Search Engine Crawling and Indexing
You really cannot begin any SEO effort until you have at least a basic understanding of how search engines craw, index and rank the millions of websites on the internet. The big search engines operate in pretty much the same way, so the information contained in this article will apply equally to Google, Yahoo, and Microsoft’s Bing.
WWW is an acronym for “World Wide Web”
The easiest way to understand how search engines work, is to think of the internet as a web. A web not too dissimilar to a spider web. In this web, many documents are interconnected, both within a site, and also with other sites on the internet.

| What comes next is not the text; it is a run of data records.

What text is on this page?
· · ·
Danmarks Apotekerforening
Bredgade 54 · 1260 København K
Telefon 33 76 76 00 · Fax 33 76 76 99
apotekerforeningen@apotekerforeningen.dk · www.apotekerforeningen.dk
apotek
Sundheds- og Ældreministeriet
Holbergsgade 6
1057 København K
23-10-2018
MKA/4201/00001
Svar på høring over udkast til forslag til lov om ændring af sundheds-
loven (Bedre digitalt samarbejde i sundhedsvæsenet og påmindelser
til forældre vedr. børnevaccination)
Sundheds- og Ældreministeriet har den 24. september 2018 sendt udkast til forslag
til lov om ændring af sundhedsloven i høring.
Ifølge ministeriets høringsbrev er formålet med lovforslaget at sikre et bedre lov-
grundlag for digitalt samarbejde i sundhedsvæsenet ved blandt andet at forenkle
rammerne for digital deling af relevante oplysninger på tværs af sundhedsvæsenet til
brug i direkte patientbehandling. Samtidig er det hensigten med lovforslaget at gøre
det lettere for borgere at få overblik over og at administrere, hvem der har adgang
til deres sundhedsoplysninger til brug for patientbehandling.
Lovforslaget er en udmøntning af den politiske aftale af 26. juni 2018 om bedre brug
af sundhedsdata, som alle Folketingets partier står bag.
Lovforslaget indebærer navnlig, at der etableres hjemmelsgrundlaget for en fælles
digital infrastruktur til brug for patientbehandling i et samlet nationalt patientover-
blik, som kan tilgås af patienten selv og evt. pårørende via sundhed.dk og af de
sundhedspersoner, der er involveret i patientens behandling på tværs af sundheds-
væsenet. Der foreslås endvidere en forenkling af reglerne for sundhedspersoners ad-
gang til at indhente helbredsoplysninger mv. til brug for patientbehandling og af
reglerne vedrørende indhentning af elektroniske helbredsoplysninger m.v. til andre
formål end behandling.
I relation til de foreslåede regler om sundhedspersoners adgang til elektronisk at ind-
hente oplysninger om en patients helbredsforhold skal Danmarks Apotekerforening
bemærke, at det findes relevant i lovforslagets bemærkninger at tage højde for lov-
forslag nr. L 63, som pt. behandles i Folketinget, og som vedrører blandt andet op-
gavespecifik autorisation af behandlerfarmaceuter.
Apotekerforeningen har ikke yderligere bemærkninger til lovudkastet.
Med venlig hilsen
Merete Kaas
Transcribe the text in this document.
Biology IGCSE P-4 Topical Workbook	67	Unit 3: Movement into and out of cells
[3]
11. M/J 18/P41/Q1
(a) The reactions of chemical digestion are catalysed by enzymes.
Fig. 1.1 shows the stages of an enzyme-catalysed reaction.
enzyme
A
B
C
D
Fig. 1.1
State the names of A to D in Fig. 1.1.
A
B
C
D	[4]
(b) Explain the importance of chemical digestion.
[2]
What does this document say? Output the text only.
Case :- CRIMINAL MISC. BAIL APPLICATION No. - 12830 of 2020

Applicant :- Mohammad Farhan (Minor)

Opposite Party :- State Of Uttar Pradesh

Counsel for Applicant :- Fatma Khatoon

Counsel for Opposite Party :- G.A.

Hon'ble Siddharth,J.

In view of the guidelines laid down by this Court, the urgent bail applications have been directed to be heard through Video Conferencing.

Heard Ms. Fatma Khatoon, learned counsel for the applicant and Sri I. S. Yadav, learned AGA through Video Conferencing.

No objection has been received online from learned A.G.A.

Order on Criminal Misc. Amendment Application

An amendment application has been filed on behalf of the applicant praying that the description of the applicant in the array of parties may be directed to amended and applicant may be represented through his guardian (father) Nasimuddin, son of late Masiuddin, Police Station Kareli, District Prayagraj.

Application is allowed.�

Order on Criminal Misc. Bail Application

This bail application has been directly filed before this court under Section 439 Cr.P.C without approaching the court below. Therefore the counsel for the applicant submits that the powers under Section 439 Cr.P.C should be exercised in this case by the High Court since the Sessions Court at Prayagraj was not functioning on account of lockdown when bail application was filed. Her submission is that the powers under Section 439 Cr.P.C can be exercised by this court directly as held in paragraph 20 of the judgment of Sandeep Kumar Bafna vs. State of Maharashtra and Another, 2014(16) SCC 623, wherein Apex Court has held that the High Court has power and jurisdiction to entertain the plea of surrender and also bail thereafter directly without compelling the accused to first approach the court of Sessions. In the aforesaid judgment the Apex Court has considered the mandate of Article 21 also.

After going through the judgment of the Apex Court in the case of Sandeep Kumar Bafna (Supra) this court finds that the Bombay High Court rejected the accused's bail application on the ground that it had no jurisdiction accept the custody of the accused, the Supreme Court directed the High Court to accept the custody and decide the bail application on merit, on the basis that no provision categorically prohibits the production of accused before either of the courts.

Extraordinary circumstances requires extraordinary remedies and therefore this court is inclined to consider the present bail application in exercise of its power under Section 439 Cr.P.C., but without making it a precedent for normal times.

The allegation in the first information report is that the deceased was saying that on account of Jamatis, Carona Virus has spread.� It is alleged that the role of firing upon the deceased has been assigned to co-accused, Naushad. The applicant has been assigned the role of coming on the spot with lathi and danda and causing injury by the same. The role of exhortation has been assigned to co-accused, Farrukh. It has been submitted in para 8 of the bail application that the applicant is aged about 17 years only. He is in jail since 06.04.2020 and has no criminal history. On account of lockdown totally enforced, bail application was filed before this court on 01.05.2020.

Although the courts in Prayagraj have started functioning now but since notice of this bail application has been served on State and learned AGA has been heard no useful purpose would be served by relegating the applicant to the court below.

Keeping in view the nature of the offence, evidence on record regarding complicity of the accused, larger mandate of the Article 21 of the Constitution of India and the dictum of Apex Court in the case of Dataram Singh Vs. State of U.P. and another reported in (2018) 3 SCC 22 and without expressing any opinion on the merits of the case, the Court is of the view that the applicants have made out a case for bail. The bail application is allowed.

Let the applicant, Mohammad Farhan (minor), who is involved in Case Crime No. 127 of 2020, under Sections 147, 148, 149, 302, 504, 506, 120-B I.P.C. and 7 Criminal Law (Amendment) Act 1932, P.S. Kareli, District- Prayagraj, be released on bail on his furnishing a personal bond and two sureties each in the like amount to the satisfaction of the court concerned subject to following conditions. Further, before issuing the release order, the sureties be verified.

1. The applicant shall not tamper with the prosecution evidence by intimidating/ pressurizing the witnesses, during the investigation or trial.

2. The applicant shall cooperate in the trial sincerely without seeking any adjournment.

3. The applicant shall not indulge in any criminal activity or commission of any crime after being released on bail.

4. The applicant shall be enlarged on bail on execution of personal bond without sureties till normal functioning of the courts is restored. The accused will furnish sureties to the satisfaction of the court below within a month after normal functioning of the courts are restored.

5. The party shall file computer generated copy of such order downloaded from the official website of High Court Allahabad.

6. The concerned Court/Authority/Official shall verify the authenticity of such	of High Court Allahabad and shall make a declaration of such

A page on the internet might have internal links (links contained within a specific site) as well as external links (links to pages on other websites). These links need not just be to other HTML (web) pages. Links can be to images, to PDF and other documents, to MP3 music and podcasts, and even to online video.
Once the pages have been found, the search engines use proprietary algorithms to extract the useful content, and store it in the huge arrays of servers and hard drives they have in their data centres. All the search engines have data centres that are distributed across the globe that copies of these indexes will be stored in. This allows them to provide search across billions of pages that is nearly instantaneous, irrespective of your location on the planet.
Additionally, and then make copies of all the content they find, allowing Google for example, to provide a cached (or saved) copy of a page when the original site is not available.
Given the sheer size of the internet, the various search engines have algorithms to determine how often they should re-index your website. While search engines need to be as up to date as possible, they need to balance this with the cost of continually retrieving copies of your website.
Generally, the more often your website is update, the more frequently the search engines will crawl it.